Ganz langsam und schüchtern trat sie auf ihn zu und kniete bei ihm nieder. Wie einst als kleines Kind stützte sie die Arme auf sein Knie und wußte wieder nichts anderes zu sagen als: „Armer Papa!“

Er richtete einen trüben, traurigen Blick auf sie. „Willst auch du von mir fortgehen?
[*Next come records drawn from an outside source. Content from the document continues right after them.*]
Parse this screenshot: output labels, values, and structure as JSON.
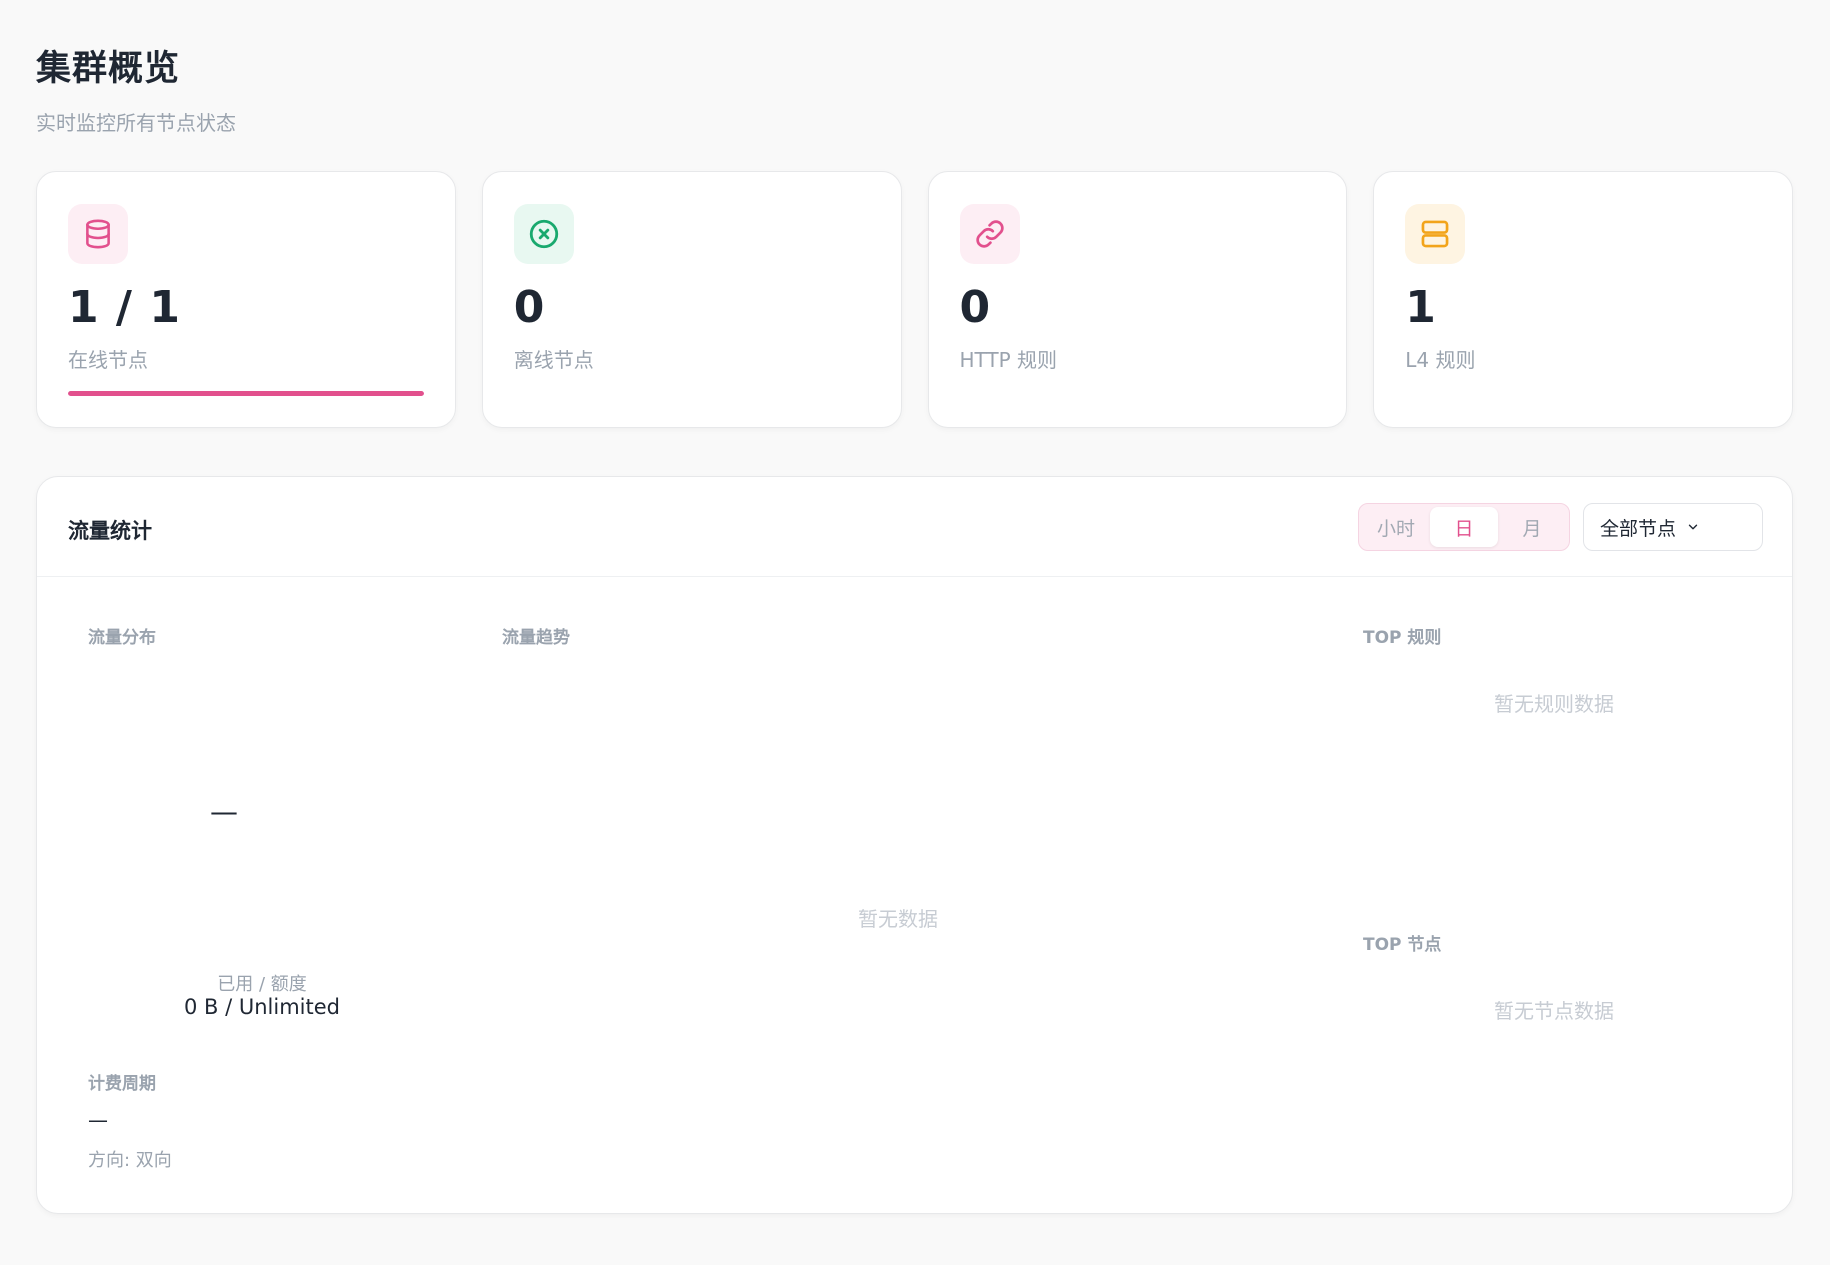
{
  "header": {
    "title": "集群概览",
    "subtitle": "实时监控所有节点状态"
  },
  "stats": [
    {
      "value": "1 / 1",
      "label": "在线节点",
      "icon": "database-icon",
      "color": "#e2508d",
      "progress": 1.0
    },
    {
      "value": "0",
      "label": "离线节点",
      "icon": "x-circle-icon",
      "color": "#19a96e"
    },
    {
      "value": "0",
      "label": "HTTP 规则",
      "icon": "link-icon",
      "color": "#e2508d"
    },
    {
      "value": "1",
      "label": "L4 规则",
      "icon": "server-icon",
      "color": "#f2a41b"
    }
  ],
  "traffic": {
    "title": "流量统计",
    "ranges": [
      "小时",
      "日",
      "月"
    ],
    "active_range": "日",
    "node_select": "全部节点",
    "distribution": {
      "label": "流量分布",
      "center_value": "—",
      "usage_caption": "已用 / 额度",
      "usage_value": "0 B / Unlimited"
    },
    "billing": {
      "label": "计费周期",
      "value": "—",
      "direction": "方向: 双向"
    },
    "trend": {
      "label": "流量趋势",
      "empty": "暂无数据"
    },
    "top_rules": {
      "label": "TOP 规则",
      "empty": "暂无规则数据"
    },
    "top_nodes": {
      "label": "TOP 节点",
      "empty": "暂无节点数据"
    }
  }
}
Hab’ ich lauter treulose Kinder?“ fragte er.

Elika sprang auf und umklammerte seinen Hals: „Nein! Ich will bei dir bleiben und dich lieb haben und dein treues Kind sein.“

Mit einem zitternden Aufschrei streckte er die Arme aus und hob sie auf seinen Schoß, und schloß sie an sein Herz und hielt sie lange an seine Brust gepreßt, und legte sanft seine Hand über ihre brennenden Augen. Die seinen blieben unverwandt auf den Toten geheftet. „Ja, Elika, ja, Kleine,“ sagte er, „wenn sie jetzt da wäre, deine Mutter, und müßte das sehen. Gut für sie, daß sie nicht da ist … gut für sie.“

Aber nicht für ihn; sie wäre ja sein Trost gewesen.

Elika zog seine Hand an ihre Lippen: „Armer Papa“. Jawohl, sie hatten ihn zu einsam dahinleben lassen und ihn zu wenig lieb gehabt, der so vieler Liebe fähig war.